Was die verheerende Explosion am Al-Ahli-Krankenhaus in Gaza verursacht hat, ist ebenso schwer zu beweisen wie, wer dafür verantwortlich ist. Doch es gibt eine Reihe Indizien. Wir haben Ermittlungsergebnisse gesammelt.

Gazastreifen | Zerstörung am Ahli Arab Krankenhaus in Gaza
Bild: Abed Khaled/AP Photo/picture alliance

Bereits kurz nach dem mutmaßlichen Raketeneinschlag am Abend des 17. Oktober am Al-Ahli-Krankenhaus in Gaza-Stadt waren zahlreiche Videos, Spekulationen und Falschinformationen im Netz zu finden, die das verheerende Ereignis erklären sollten. Seither haben viele unabhängige Rechercheteams versucht, Ursache, Hergang und Urheberschaft zu klären sowie die gegenseitigen Beschuldigungen beider Seiten - der Israelischen Verteidigungskräfte (IDF) und der palästinensischen Hamas - zu überprüfen.

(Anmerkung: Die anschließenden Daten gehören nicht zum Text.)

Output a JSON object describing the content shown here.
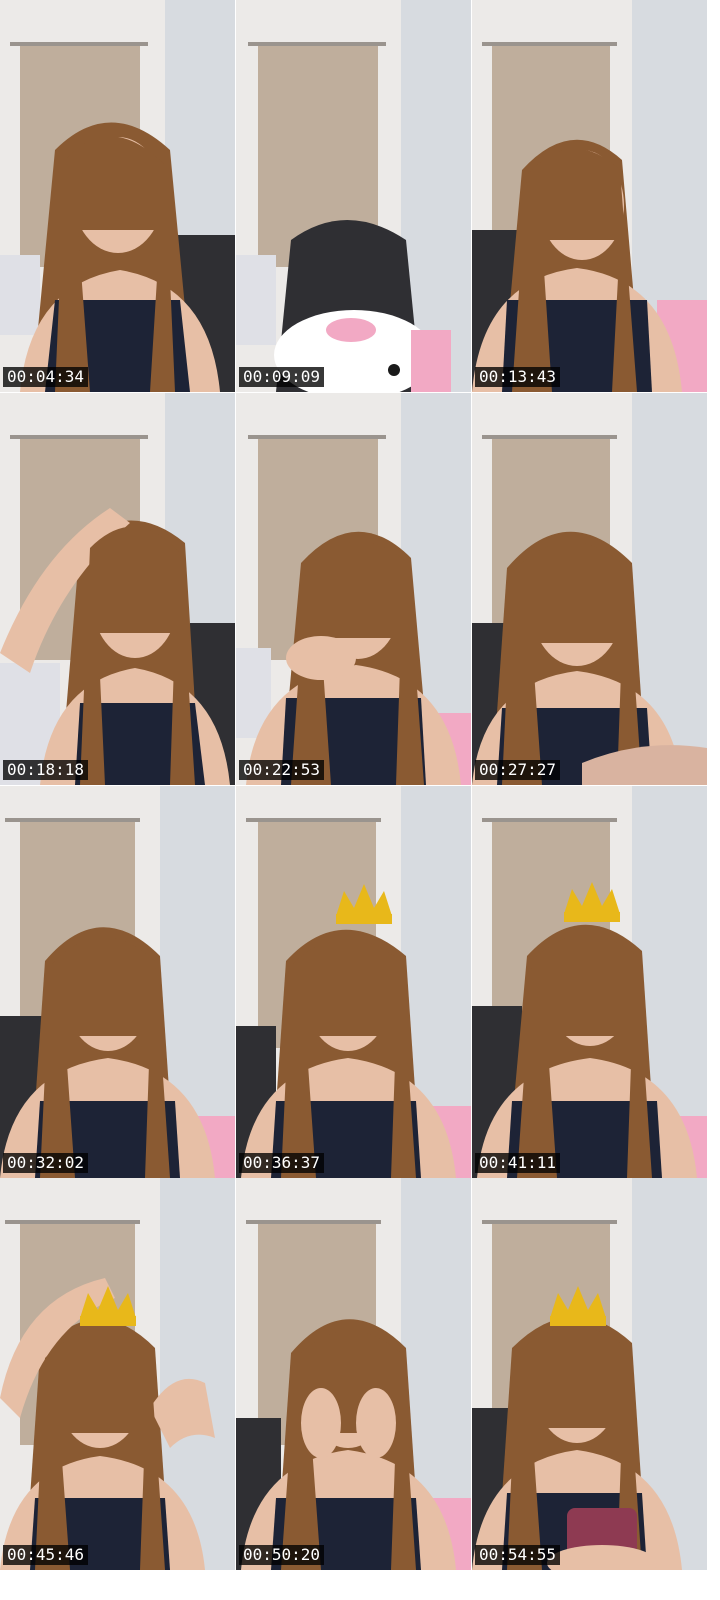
{
  "frames": [
    {
      "timestamp": "00:04:34"
    },
    {
      "timestamp": "00:09:09"
    },
    {
      "timestamp": "00:13:43"
    },
    {
      "timestamp": "00:18:18"
    },
    {
      "timestamp": "00:22:53"
    },
    {
      "timestamp": "00:27:27"
    },
    {
      "timestamp": "00:32:02"
    },
    {
      "timestamp": "00:36:37"
    },
    {
      "timestamp": "00:41:11"
    },
    {
      "timestamp": "00:45:46"
    },
    {
      "timestamp": "00:50:20"
    },
    {
      "timestamp": "00:54:55"
    }
  ],
  "colors": {
    "wall": "#eceae8",
    "curtain": "#bfae9c",
    "hair": "#8a5a32",
    "skin": "#e7bfa6",
    "top": "#1d2336",
    "chair": "#2f2f33",
    "crown": "#e8b81a",
    "timestamp_bg": "#000000"
  }
}
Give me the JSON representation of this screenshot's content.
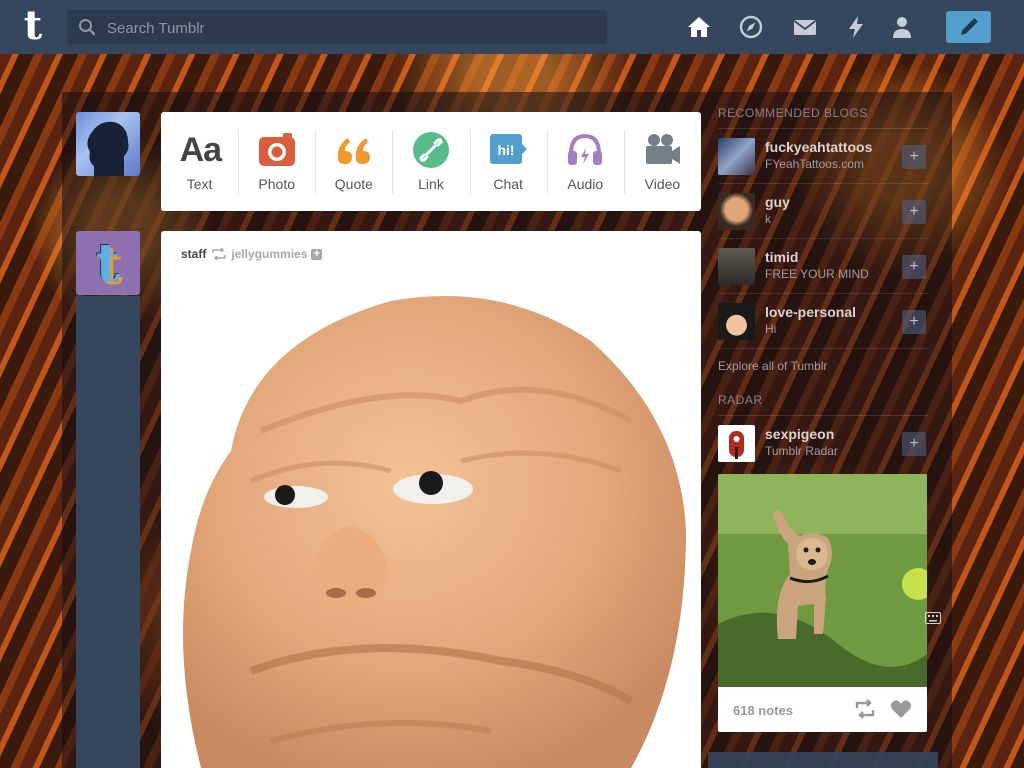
{
  "search": {
    "placeholder": "Search Tumblr"
  },
  "nav": {
    "icons": [
      "home-icon",
      "compass-icon",
      "mail-icon",
      "lightning-icon",
      "person-icon",
      "pencil-icon"
    ]
  },
  "post_types": [
    {
      "label": "Text",
      "icon": "text-aa-icon",
      "color": "#444444"
    },
    {
      "label": "Photo",
      "icon": "camera-icon",
      "color": "#d95e40"
    },
    {
      "label": "Quote",
      "icon": "quote-icon",
      "color": "#f2992e"
    },
    {
      "label": "Link",
      "icon": "link-icon",
      "color": "#56bc8a"
    },
    {
      "label": "Chat",
      "icon": "chat-icon",
      "color": "#529ecc"
    },
    {
      "label": "Audio",
      "icon": "headphones-icon",
      "color": "#a77dc2"
    },
    {
      "label": "Video",
      "icon": "video-camera-icon",
      "color": "#748089"
    }
  ],
  "post": {
    "author": "staff",
    "reblogged_from": "jellygummies"
  },
  "sidebar": {
    "recommended_title": "RECOMMENDED BLOGS",
    "blogs": [
      {
        "name": "fuckyeahtattoos",
        "subtitle": "FYeahTattoos.com"
      },
      {
        "name": "guy",
        "subtitle": "k"
      },
      {
        "name": "timid",
        "subtitle": "FREE YOUR MIND"
      },
      {
        "name": "love-personal",
        "subtitle": "Hi"
      }
    ],
    "explore_link": "Explore all of Tumblr",
    "radar_title": "RADAR",
    "radar": {
      "name": "sexpigeon",
      "subtitle": "Tumblr Radar",
      "notes": "618 notes"
    }
  },
  "colors": {
    "nav_bg": "#36465d",
    "accent_blue": "#529ecc"
  }
}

Informationsschlacht um die Explosion am Al-Ahli-Krankenhaus

Klar ist bisher, dass der tödliche Vorfall eine der umkämpftesten Informationsschlachten im Zusammenhang mit der Eskalation im Nahostkonflikt  ist, die der groß angelegte Terroranschlag der militant-islamistischen Hamas auf Israel ausgelöst hat.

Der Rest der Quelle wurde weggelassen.